Java SDK synchronization issue?
I have two services connecting to the same Couchbase cluster. One service (A) has two servers and performs approximately 40 reads/sec and 10 writes/sec. The other service (B) has three servers and makes around 500 reads/sec. Those figures are a mixture of single and bulk operations so the peak usage of the cluster is around 4K gets/sec and 80 sets/sec.
The cluster is made up of 8 nodes each with 16GB of RAM (Couchbase gets 9.35GB of that).
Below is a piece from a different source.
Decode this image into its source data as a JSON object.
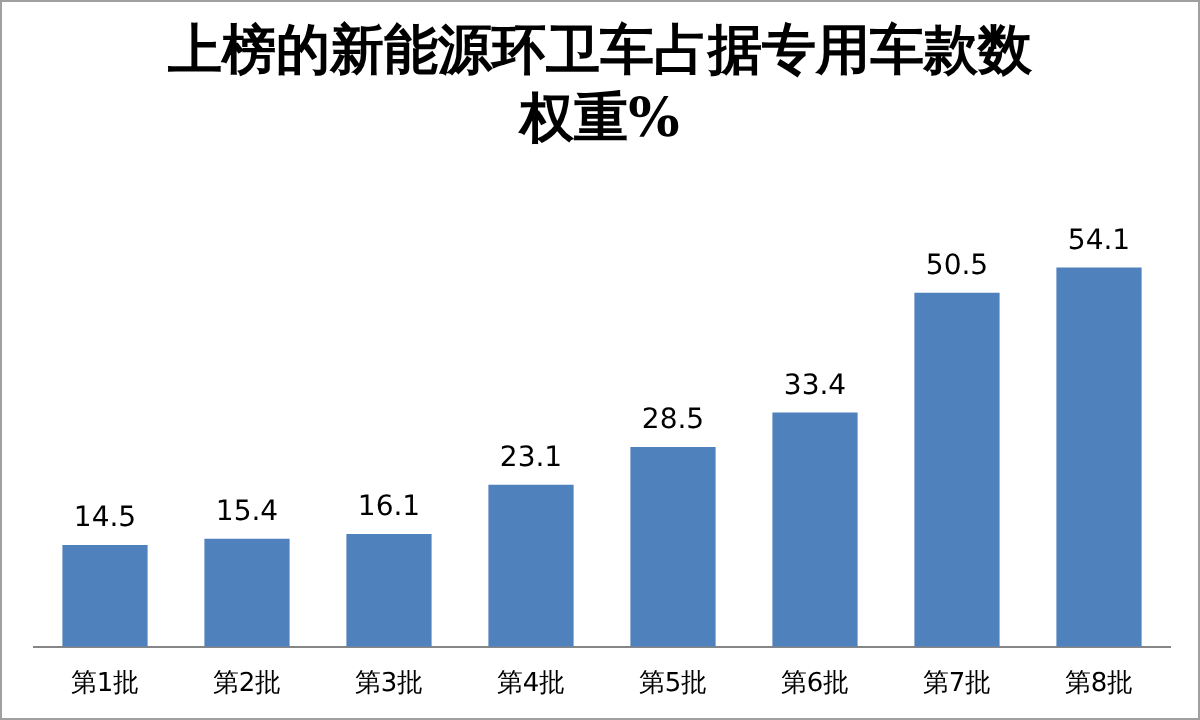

The nodes are all running 2.0.0 and the Java SDK version is 1.1.1 on all services.
Yesterday evening following a small spike in timeouts reported from all three servers in service B two of the three servers from service B began to fail when talking to one particular node in the Couchbase cluster.
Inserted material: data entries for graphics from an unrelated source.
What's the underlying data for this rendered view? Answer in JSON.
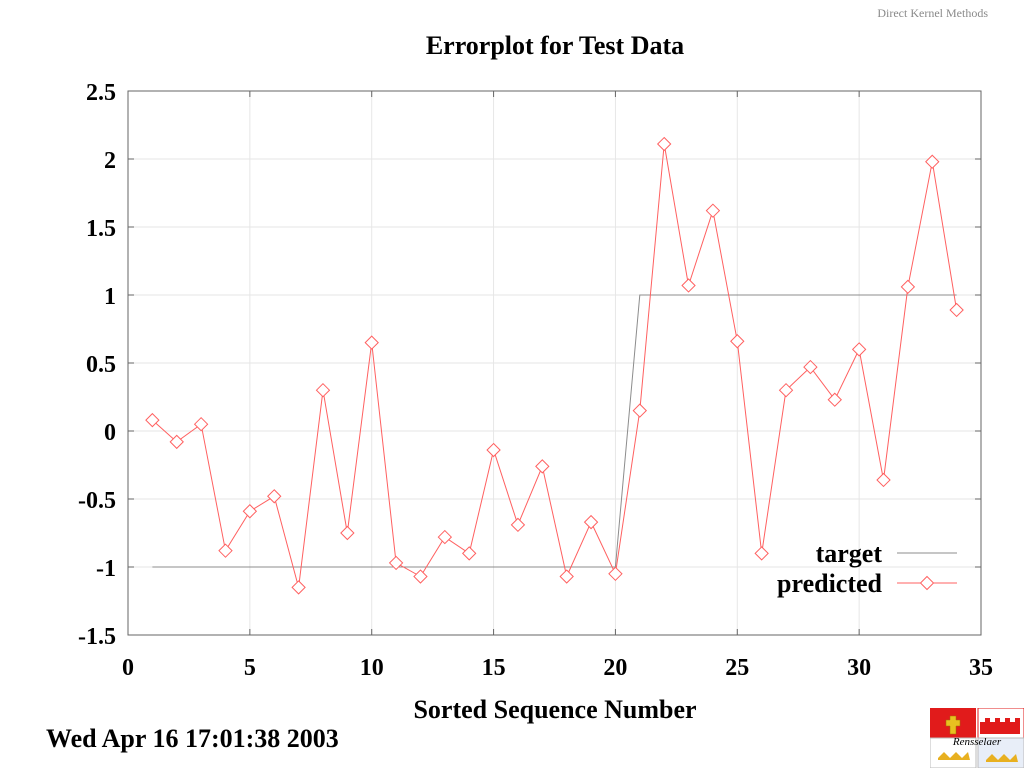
{
  "header": {
    "note": "Direct Kernel Methods"
  },
  "footer": {
    "timestamp": "Wed Apr 16 17:01:38 2003",
    "logo_text": "Rensselaer"
  },
  "colors": {
    "target": "#8c8c8c",
    "predicted": "#ff6060",
    "grid": "#e6e6e6",
    "axis": "#666666"
  },
  "chart_data": {
    "type": "line",
    "title": "Errorplot for Test Data",
    "xlabel": "Sorted Sequence Number",
    "ylabel": "",
    "xlim": [
      0,
      35
    ],
    "ylim": [
      -1.5,
      2.5
    ],
    "xticks": [
      0,
      5,
      10,
      15,
      20,
      25,
      30,
      35
    ],
    "yticks": [
      -1.5,
      -1,
      -0.5,
      0,
      0.5,
      1,
      1.5,
      2,
      2.5
    ],
    "ytick_labels": [
      "-1.5",
      "-1",
      "-0.5",
      "0",
      "0.5",
      "1",
      "1.5",
      "2",
      "2.5"
    ],
    "grid": true,
    "legend_position": "bottom-right",
    "series": [
      {
        "name": "target",
        "marker": "none",
        "x": [
          1,
          2,
          3,
          4,
          5,
          6,
          7,
          8,
          9,
          10,
          11,
          12,
          13,
          14,
          15,
          16,
          17,
          18,
          19,
          20,
          21,
          22,
          23,
          24,
          25,
          26,
          27,
          28,
          29,
          30,
          31,
          32,
          33,
          34
        ],
        "values": [
          -1,
          -1,
          -1,
          -1,
          -1,
          -1,
          -1,
          -1,
          -1,
          -1,
          -1,
          -1,
          -1,
          -1,
          -1,
          -1,
          -1,
          -1,
          -1,
          -1,
          1,
          1,
          1,
          1,
          1,
          1,
          1,
          1,
          1,
          1,
          1,
          1,
          1,
          1
        ]
      },
      {
        "name": "predicted",
        "marker": "diamond",
        "x": [
          1,
          2,
          3,
          4,
          5,
          6,
          7,
          8,
          9,
          10,
          11,
          12,
          13,
          14,
          15,
          16,
          17,
          18,
          19,
          20,
          21,
          22,
          23,
          24,
          25,
          26,
          27,
          28,
          29,
          30,
          31,
          32,
          33,
          34
        ],
        "values": [
          0.08,
          -0.08,
          0.05,
          -0.88,
          -0.59,
          -0.48,
          -1.15,
          0.3,
          -0.75,
          0.65,
          -0.97,
          -1.07,
          -0.78,
          -0.9,
          -0.14,
          -0.69,
          -0.26,
          -1.07,
          -0.67,
          -1.05,
          0.15,
          2.11,
          1.07,
          1.62,
          0.66,
          -0.9,
          0.3,
          0.47,
          0.23,
          0.6,
          -0.36,
          1.06,
          1.98,
          0.89
        ]
      }
    ]
  }
}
Thread dumps from those two servers show a large number of the following stack trace:
pool-6-thread-1 id=68 state=TIMED_WAITING - waiting on <0x5fa4d3c6> (a java.util.concurrent.CountDownLatch$Sync) - locked <0x5fa4d3c6> (a java.util.concurrent.CountDownLatch$Sync) at sun.misc.Unsafe.park(Native Method) at java.util.concurrent.locks.LockSupport.parkNanos(LockSupport.java:196) at java.util.concurrent.locks.AbstractQueuedSynchronizer.doAcquireSharedNanos(AbstractQueuedSynchronizer.java:1011) at java.util.concurrent.locks.AbstractQueuedSynchronizer.tryAcquireSharedNanos(AbstractQueuedSynchronizer.java:1303) at java.util.concurrent.CountDownLatch.await(CountDownLatch.java:253) at net.spy.memcached.internal.BulkGetFuture.internalGet(BulkGetFuture.java:140) at net.spy.memcached.internal.BulkGetFuture.get(BulkGetFuture.java:117) at net.spy.memcached.internal.BulkGetFuture.get(BulkGetFuture.java:49) at net.spy.memcached.MemcachedClient.getBulk(MemcachedClient.java:1303) at net.spy.memcached.MemcachedClient.getBulk(MemcachedClient.java:1342) at net.spy.memcached.MemcachedClient.getBulk(MemcachedClient.java:1356) ; Our code begins from here
Service A and one server from Service B are displaying normal behaviour.
Is anyone aware of what might have happened to cause this problem? Is there a possibility that we might have fallen down some synchronization hold in the Java SDK. I'm initially pointing my finger at the SDK because of the other servers which are behaving correctly when talking to the same cluster but more than happy to look elsewhere if that's not the case.
The servers are still in this state at the moment (this is all happening in the background while we evaluate Couchbase under live load). Is there any more information which is required in order to help diagnose any problems?